For clear evidence of the American imperialism inherent in the Oscars, look no further than the Best Animated Feature category; a catalogue of sub-par Pixar efforts beating masterpieces from the likes of Studio Ghibli and its Irish equivalent, Cartoon Saloon (AKA Studi O’Ghibli).

That Wolfwalkers should fall prey to this cultural jingoism is ironic given its subject matter: Kilkenny is under the oppressive yoke of Oliver Cromwell (Simon McBurney), who orders wolf hunter Bill (Sean Bean) to destroy the forest home of a wolf pack.
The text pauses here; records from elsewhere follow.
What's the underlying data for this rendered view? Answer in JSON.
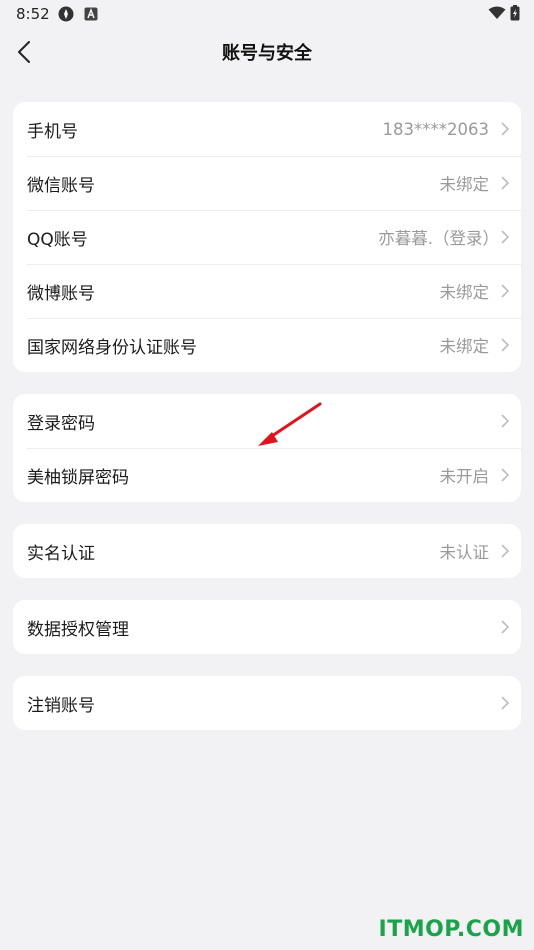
{
  "status_bar": {
    "time": "8:52",
    "icons": [
      "compass-icon",
      "a-badge-icon",
      "wifi-icon",
      "battery-charging-icon"
    ]
  },
  "header": {
    "title": "账号与安全",
    "back_icon": "chevron-left-icon"
  },
  "groups": [
    {
      "rows": [
        {
          "label": "手机号",
          "value": "183****2063"
        },
        {
          "label": "微信账号",
          "value": "未绑定"
        },
        {
          "label": "QQ账号",
          "value": "亦暮暮.（登录）"
        },
        {
          "label": "微博账号",
          "value": "未绑定"
        },
        {
          "label": "国家网络身份认证账号",
          "value": "未绑定"
        }
      ]
    },
    {
      "rows": [
        {
          "label": "登录密码",
          "value": ""
        },
        {
          "label": "美柚锁屏密码",
          "value": "未开启"
        }
      ]
    },
    {
      "rows": [
        {
          "label": "实名认证",
          "value": "未认证"
        }
      ]
    },
    {
      "rows": [
        {
          "label": "数据授权管理",
          "value": ""
        }
      ]
    },
    {
      "rows": [
        {
          "label": "注销账号",
          "value": ""
        }
      ]
    }
  ],
  "watermark": "ITMOP.COM",
  "colors": {
    "background": "#f2f2f4",
    "card": "#ffffff",
    "value_text": "#9a9a9a",
    "chevron": "#bdbdbd",
    "arrow": "#e0141e",
    "watermark": "#1aa34a"
  }
}
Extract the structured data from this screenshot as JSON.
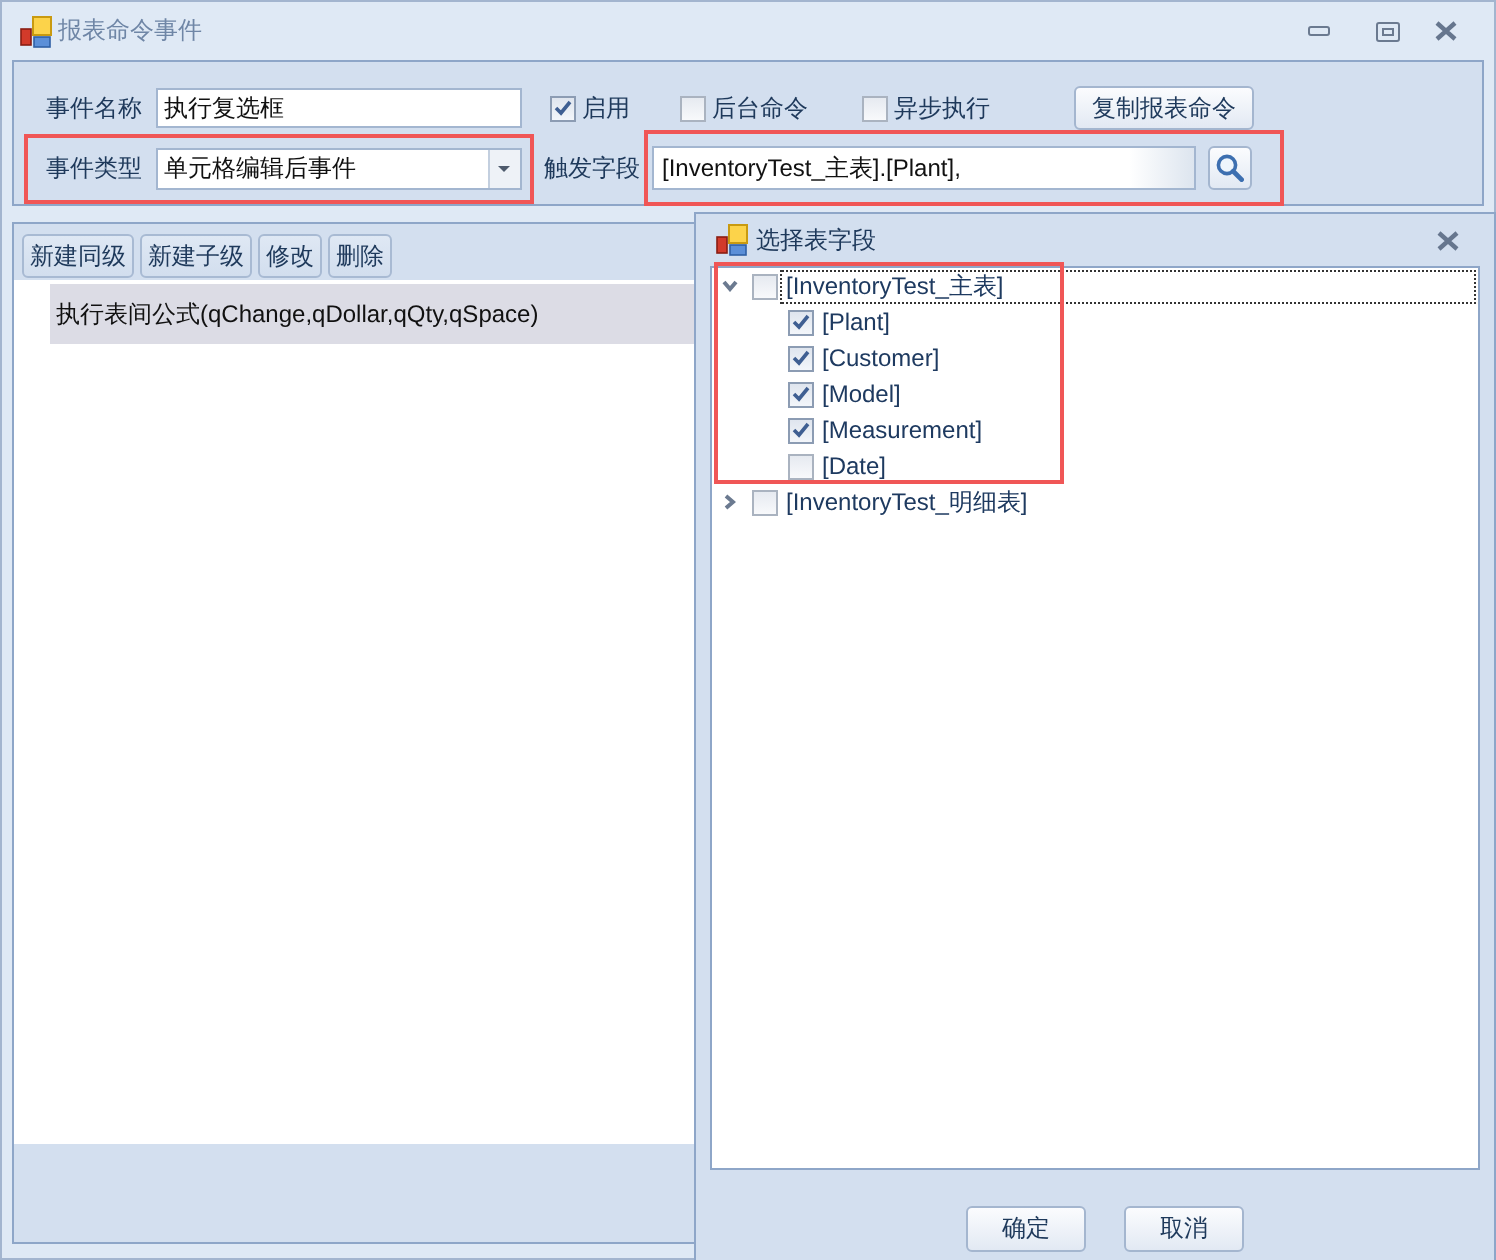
{
  "window": {
    "title": "报表命令事件"
  },
  "form": {
    "event_name": {
      "label": "事件名称",
      "value": "执行复选框"
    },
    "options": [
      {
        "label": "启用",
        "checked": true
      },
      {
        "label": "后台命令",
        "checked": false
      },
      {
        "label": "异步执行",
        "checked": false
      }
    ],
    "copy_button": "复制报表命令",
    "event_type": {
      "label": "事件类型",
      "value": "单元格编辑后事件",
      "highlighted": true
    },
    "trigger_field": {
      "label": "触发字段",
      "value": "[InventoryTest_主表].[Plant],",
      "highlighted": true
    }
  },
  "toolbar": [
    "新建同级",
    "新建子级",
    "修改",
    "删除"
  ],
  "commands": [
    {
      "text": "执行表间公式(qChange,qDollar,qQty,qSpace)",
      "selected": true
    }
  ],
  "dialog": {
    "title": "选择表字段",
    "tree": [
      {
        "label": "[InventoryTest_主表]",
        "checked": false,
        "expanded": true,
        "selected": true,
        "highlighted": true,
        "children": [
          {
            "label": "[Plant]",
            "checked": true,
            "selected": false
          },
          {
            "label": "[Customer]",
            "checked": true,
            "selected": false
          },
          {
            "label": "[Model]",
            "checked": true,
            "selected": false
          },
          {
            "label": "[Measurement]",
            "checked": true,
            "selected": false
          },
          {
            "label": "[Date]",
            "checked": false,
            "selected": false
          }
        ]
      },
      {
        "label": "[InventoryTest_明细表]",
        "checked": false,
        "expanded": false,
        "selected": false,
        "highlighted": false
      }
    ],
    "buttons": [
      "确定",
      "取消"
    ]
  }
}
Bill’s daughter Robyn (Honor Kneafsey) is desperate to help him until she befriends “wolfwalker” Mebh (Eva Whittaker), a girl by day and wolf by night.

The ensuing fantasy adventure loosely mirrors Ghibli’s Princess Mononoke, but skewed slightly younger. And a lot more Irish. The gun-toting Cromwell is on a mission from god to “tame this wild land.” Christianity here is as tyrannical and controlling as Islam was in Saloon’s powerful The Breadwinner. At the core of these fundamentalist ideologies lies a fear of girls with freewill. Like The Breadwinner‘s Parvana, Robyn stands up to Cromwell and his patriarchal paw patrol.

This grounding in political reality makes it darker and more threatening than Song of the Sea, matching that film’s geometric geography if not its twinkling psychedelia. The hand-drawn animation, storybook-style screen wipes and lovely Celtic score pull you into the movie’s magical, subversive world and heartfelt story of man vs nature. Directors Tomm Moore and Ross Stewart contrast the occupied town’s flatness with the translucent autumnal textures of the woods, painting the themes of nature, colonialism and ostracism in beautiful watercolour.

Where Soul was purely literal and lacking in story, Wolfwalkers tells a classic tale awash with metaphor. Pixar may have won the Oscar, but Saloon has the soul.